Chididi Church, Nsanje District - early 1900s

Cord 1: AEF

In 1889 Martha Osborn, Spencer Walton and Andrew Murray founded in Cape Town, South Africa, the Cape General Mission (CGM), soon to become the South African General Mission (SAGM) as the work expanded to other parts of southern Africa. By 1900 there were some 100 workers. SAGM spread into most of the African countries south of the Equator, including Malawi. In 1968 the name was changed to Africa Evangelical Fellowship (AEF) to reflect this growth. Amongst others, the Africa Evangelical Church (AEC) grew out of the work of AEF.

Coming from South Africa, missionaries from SAGM entered Malawi in 1900, some 50 years after the first missionaries entered the country in the footsteps of David Livingstone. The work started out from Port Herold, today Nsanje, a district at the southern tip of the country. Those early missionaries began working primarily with members of the Sena people group. Between 1900 and 1960, the mission worked throughout the Lower Shire in education, health care, and building a strong, Christ-centered Church, which became the Africa Evangelical Church (Malawi). Both the Africa Evangelical Fellowship and the Africa Evangelical Church became registered in Malawi in 1967.

Cord 2: SIM

In 1893 two Canadians, Rowland Bingham and Walter Gowans, together with an American, Thomas Kent, arrived in what is today Lagos, Nigeria. Although the oldest was only 25, each man burned with the desire to establish a Christian witness in the ‘Soudan’ region of Africa. In those days ‘The Soudan’ was a geographical term used to describe a sizeable portion of Africa south of the Mediterranean countries and stretching from the Atlantic Ocean to the Red Sea. Within a year malaria had claimed the lives of Gowans and Kent. But Bingham persevered. In 1902 a base was finally established 500 miles inland. From that base the Sudan Interior Mission (SIM) was founded and branched out into other countries in West Africa, and then in the 1920s, to East Africa.

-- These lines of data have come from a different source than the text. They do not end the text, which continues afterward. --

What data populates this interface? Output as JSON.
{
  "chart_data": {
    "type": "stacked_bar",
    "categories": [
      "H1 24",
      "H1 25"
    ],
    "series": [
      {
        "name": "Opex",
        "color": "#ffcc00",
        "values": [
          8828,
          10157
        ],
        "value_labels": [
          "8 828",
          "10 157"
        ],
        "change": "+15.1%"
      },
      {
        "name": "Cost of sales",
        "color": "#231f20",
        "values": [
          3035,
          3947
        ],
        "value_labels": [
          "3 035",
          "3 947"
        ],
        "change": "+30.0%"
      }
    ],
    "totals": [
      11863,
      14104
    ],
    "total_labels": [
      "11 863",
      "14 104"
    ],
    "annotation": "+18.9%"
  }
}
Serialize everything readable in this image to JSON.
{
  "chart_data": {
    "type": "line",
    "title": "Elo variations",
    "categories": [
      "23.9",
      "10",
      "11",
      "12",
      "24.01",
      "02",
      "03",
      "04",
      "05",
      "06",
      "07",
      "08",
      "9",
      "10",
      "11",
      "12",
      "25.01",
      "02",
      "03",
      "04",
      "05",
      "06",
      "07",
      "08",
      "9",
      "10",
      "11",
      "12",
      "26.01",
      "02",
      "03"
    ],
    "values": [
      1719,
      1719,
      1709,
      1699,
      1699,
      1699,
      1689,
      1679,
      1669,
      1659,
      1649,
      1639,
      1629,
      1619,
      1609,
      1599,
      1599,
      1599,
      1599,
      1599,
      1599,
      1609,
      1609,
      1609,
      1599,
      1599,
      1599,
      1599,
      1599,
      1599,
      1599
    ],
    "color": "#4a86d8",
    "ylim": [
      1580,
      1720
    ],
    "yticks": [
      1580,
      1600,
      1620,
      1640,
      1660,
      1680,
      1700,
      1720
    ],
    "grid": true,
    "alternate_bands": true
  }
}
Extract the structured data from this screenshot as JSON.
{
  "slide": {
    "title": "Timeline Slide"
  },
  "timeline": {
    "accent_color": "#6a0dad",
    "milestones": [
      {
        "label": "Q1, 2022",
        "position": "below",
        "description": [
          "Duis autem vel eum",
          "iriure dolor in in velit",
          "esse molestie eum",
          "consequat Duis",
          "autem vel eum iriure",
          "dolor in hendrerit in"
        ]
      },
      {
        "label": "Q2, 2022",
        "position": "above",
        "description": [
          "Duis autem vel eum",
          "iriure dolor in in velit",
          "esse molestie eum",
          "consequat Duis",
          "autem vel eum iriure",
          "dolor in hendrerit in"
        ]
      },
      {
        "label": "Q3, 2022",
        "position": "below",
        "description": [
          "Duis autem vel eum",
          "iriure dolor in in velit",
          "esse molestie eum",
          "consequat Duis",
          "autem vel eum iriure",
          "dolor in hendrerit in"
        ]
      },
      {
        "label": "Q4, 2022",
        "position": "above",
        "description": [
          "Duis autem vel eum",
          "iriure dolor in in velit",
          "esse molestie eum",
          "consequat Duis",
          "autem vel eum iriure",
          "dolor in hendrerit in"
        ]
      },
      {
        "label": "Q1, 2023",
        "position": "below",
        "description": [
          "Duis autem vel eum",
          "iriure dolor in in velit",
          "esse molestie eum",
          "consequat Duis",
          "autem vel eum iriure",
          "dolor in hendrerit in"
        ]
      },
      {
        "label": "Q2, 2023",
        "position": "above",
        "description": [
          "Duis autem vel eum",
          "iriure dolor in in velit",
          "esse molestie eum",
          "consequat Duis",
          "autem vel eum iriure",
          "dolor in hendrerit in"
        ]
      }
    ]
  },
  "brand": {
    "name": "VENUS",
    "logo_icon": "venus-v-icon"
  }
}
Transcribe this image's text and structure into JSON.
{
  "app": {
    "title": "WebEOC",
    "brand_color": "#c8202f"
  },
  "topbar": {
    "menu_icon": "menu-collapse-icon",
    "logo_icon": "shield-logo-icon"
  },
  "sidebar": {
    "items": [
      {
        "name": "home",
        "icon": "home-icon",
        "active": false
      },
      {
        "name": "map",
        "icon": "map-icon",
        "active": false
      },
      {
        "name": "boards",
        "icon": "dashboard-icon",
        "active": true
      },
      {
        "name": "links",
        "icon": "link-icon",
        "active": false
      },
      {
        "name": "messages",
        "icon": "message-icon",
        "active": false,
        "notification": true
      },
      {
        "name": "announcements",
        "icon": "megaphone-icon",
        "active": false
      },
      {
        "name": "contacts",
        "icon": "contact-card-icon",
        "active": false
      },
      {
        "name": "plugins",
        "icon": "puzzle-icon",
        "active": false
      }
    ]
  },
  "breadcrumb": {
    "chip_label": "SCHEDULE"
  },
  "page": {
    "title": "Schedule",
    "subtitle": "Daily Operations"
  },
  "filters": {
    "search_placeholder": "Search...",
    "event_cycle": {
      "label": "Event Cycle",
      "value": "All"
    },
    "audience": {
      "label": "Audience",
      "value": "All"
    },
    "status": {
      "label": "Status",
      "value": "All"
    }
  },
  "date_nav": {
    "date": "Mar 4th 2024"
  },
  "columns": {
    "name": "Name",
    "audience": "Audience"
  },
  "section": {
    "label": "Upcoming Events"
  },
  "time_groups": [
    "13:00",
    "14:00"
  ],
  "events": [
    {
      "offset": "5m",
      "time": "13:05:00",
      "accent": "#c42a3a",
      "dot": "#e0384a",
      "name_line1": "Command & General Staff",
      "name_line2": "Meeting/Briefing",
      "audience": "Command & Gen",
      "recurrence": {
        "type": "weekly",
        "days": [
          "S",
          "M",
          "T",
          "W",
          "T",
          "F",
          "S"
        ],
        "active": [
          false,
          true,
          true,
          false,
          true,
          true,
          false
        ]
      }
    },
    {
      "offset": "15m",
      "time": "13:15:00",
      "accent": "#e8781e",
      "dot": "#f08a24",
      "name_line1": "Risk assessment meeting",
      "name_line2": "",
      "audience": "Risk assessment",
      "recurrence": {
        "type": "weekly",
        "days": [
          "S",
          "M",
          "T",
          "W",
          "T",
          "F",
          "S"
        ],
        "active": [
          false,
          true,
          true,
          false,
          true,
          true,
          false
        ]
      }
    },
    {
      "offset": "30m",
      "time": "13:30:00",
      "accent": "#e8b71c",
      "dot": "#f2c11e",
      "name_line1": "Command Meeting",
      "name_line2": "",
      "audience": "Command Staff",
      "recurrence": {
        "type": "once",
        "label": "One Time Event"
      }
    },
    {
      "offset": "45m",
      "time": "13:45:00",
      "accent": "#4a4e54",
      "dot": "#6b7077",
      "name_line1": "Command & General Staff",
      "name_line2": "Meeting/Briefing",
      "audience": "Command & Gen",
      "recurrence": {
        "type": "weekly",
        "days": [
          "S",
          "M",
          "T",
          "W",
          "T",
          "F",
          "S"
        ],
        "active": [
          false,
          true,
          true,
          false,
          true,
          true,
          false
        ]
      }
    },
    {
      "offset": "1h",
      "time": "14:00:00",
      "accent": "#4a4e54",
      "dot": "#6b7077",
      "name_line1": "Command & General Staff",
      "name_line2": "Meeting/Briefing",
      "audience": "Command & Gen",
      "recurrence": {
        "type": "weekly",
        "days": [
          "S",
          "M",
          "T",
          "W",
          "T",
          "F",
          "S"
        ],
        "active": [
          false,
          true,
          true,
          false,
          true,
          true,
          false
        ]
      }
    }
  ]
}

SIM grew significantly by joining forces with other missionary organisations, such as the Andes Evangelical Mission (AEM) in 1982 and the International Christian Fellowship (ICF) in 1989, extending its work also to South America and Asia. Likewise, in 1998 AEF merged with SIM. Today, SIM is a major international and interdenominational Christian mission organisation, with headquarters in Fort Mill, South Carolina, USA, and sending offices on every continent. Its work now embraces more than 43 countries, with about 1,600 missionaries from more than 35 different countries serving worldwide.

 After the merger between AEF and SIM, the mission registered in Malawi in 2002 as the Society for International Ministries, thus retaining the SIM acronym.

Early work with students in Nsanje District

SIM Malawi continues to work in partnership with the AEC, offering assistance in leadership training and growth in various ministries, while at the same time encouraging church independence. Consequently, we were, for example, co-founders of the Evangelical Bible College of Malawi in 1964 in Blantyre as well as the Evangelical Association of Malawi in Lilongwe.

Building on this rich history, and as we move forward, SIM seeks to partner with the Malawian Church and like-minded organisations as we share the love of Christ in Malawi and beyond in both word and deed.